Nothing wrong with the song, I was referring to the fact that it's rolled out when people go back to school/college or people referring to it when they're reluctant to go to work.... 

And yes it's about that 16 year old in San Diego.


----------



## Caveat (9 Sep 2010)

Staples said:


> And then there was "Turning Japanese" by the Vapors .
> 
> The man wasn't really turning japanese at all!!!!!


 
Indeed!

Took me a long time to learn what it was about.  Always realised of course that it was highly unlikely to be taken literally, but still, the true reference surprised me a little.


----------



## Seagull (9 Sep 2010)

You left out Golden Brown by the stranglers - a nice little ode to heroin.


----------



## Purple (9 Sep 2010)

Seagull said:


> You left out Golden Brown by the stranglers - a nice little ode to heroin.

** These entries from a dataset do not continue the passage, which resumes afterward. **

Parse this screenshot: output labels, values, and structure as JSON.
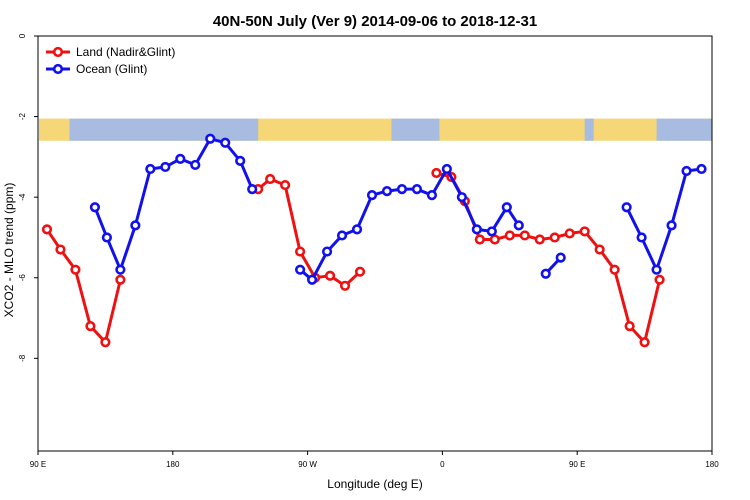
{
  "chart_data": {
    "type": "line",
    "title": "40N-50N July (Ver 9)   2014-09-06 to 2018-12-31",
    "xlabel": "Longitude (deg E)",
    "ylabel": "XCO2 - MLO trend (ppm)",
    "xlim": [
      90,
      540
    ],
    "ylim": [
      -10.3,
      0
    ],
    "x_ticks": [
      {
        "value": 90,
        "label": "90 E"
      },
      {
        "value": 180,
        "label": "180"
      },
      {
        "value": 270,
        "label": "90 W"
      },
      {
        "value": 360,
        "label": "0"
      },
      {
        "value": 450,
        "label": "90 E"
      },
      {
        "value": 540,
        "label": "180"
      }
    ],
    "y_ticks": [
      {
        "value": 0,
        "label": "0"
      },
      {
        "value": -2,
        "label": "-2"
      },
      {
        "value": -4,
        "label": "-4"
      },
      {
        "value": -6,
        "label": "-6"
      },
      {
        "value": -8,
        "label": "-8"
      }
    ],
    "legend_position": "top-left",
    "background_band": {
      "y_top": -2.05,
      "y_bottom": -2.6,
      "land_color": "#F5D778",
      "ocean_color": "#A7BCE0"
    },
    "series": [
      {
        "name": "Land (Nadir&Glint)",
        "color": "#EE1111",
        "segments": [
          [
            [
              96,
              -4.8
            ],
            [
              105,
              -5.3
            ],
            [
              115,
              -5.8
            ],
            [
              125,
              -7.2
            ],
            [
              135,
              -7.6
            ],
            [
              145,
              -6.05
            ]
          ],
          [
            [
              237,
              -3.8
            ],
            [
              245,
              -3.55
            ],
            [
              255,
              -3.7
            ],
            [
              265,
              -5.35
            ],
            [
              275,
              -6.0
            ],
            [
              285,
              -5.95
            ],
            [
              295,
              -6.2
            ],
            [
              305,
              -5.85
            ]
          ],
          [
            [
              356,
              -3.4
            ],
            [
              366,
              -3.5
            ],
            [
              375,
              -4.1
            ],
            [
              385,
              -5.05
            ],
            [
              395,
              -5.05
            ],
            [
              405,
              -4.95
            ],
            [
              415,
              -4.95
            ],
            [
              425,
              -5.05
            ],
            [
              435,
              -5.0
            ],
            [
              445,
              -4.9
            ],
            [
              455,
              -4.85
            ],
            [
              465,
              -5.3
            ],
            [
              475,
              -5.8
            ],
            [
              485,
              -7.2
            ],
            [
              495,
              -7.6
            ],
            [
              505,
              -6.05
            ]
          ]
        ]
      },
      {
        "name": "Ocean (Glint)",
        "color": "#1111EE",
        "segments": [
          [
            [
              128,
              -4.25
            ],
            [
              136,
              -5.0
            ],
            [
              145,
              -5.8
            ],
            [
              155,
              -4.7
            ],
            [
              165,
              -3.3
            ],
            [
              175,
              -3.25
            ],
            [
              185,
              -3.05
            ],
            [
              195,
              -3.2
            ],
            [
              205,
              -2.55
            ],
            [
              215,
              -2.65
            ],
            [
              225,
              -3.1
            ],
            [
              233,
              -3.8
            ]
          ],
          [
            [
              265,
              -5.8
            ],
            [
              273,
              -6.05
            ],
            [
              283,
              -5.35
            ],
            [
              293,
              -4.95
            ],
            [
              303,
              -4.8
            ],
            [
              313,
              -3.95
            ],
            [
              323,
              -3.85
            ],
            [
              333,
              -3.8
            ],
            [
              343,
              -3.8
            ],
            [
              353,
              -3.95
            ],
            [
              363,
              -3.3
            ],
            [
              373,
              -4.0
            ],
            [
              383,
              -4.8
            ],
            [
              393,
              -4.85
            ],
            [
              403,
              -4.25
            ],
            [
              411,
              -4.7
            ]
          ],
          [
            [
              429,
              -5.9
            ],
            [
              439,
              -5.5
            ]
          ],
          [
            [
              483,
              -4.25
            ],
            [
              493,
              -5.0
            ],
            [
              503,
              -5.8
            ],
            [
              513,
              -4.7
            ],
            [
              523,
              -3.35
            ],
            [
              533,
              -3.3
            ]
          ]
        ]
      }
    ]
  }
}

I think most people know that though.


----------



## MeathCommute (9 Sep 2010)

I love "The Wind Cries Mary" by Hendrix and "Last Dance With Mary Jane" by Tom Petty, both songs about a drug with M and J in the title


----------



## Caveat (9 Sep 2010)

Ah yes, maldroxindiapajezamine, great stuff.


----------



## DrMoriarty (9 Sep 2010)

Speaking of Hendrix...

http://www.kissthisguy.com/

— and speaking of maldroxindiapajezamine...

http://www.youtube.com/watch?v=3xJWxPE8G2c


----------



## MeathCommute (9 Sep 2010)

Caveat said:


> Ah yes, maldroxindiapajezamine, great stuff.


 
Ha ha ha. Put 'maldroxindiapajezamine' into Google. You're the only one who's ever heard of it !


----------



## dereko1969 (9 Sep 2010)

interesting article about this here
http://www.avclub.com/articles/mumble-mumble-shoulder-something-rem-guided-by-voi,44551/


----------



## enoxy (9 Sep 2010)

ney001 said:


> Summer of 69 by Bryan adams - nowt to do with the year rather the position!


 
The french version by Serge Gainsboro called "L'éte de soixante-neuf" is even ruder.


----------



## PaddyW (10 Sep 2010)

Caveat said:


> Ah yes, maldroxindiapajezamine, great stuff.



TetraHydroCannabinol?


----------



## Caveat (10 Sep 2010)

MeathCommute said:


> Ha ha ha. Put 'maldroxindiapajezamine' into Google. You're the only one who's ever heard of it !


 
No wonder. I made it up.

Sounds real though doesn't it?


----------



## MeathCommute (11 Sep 2010)

Fair play to you. 10 out of 10 !


----------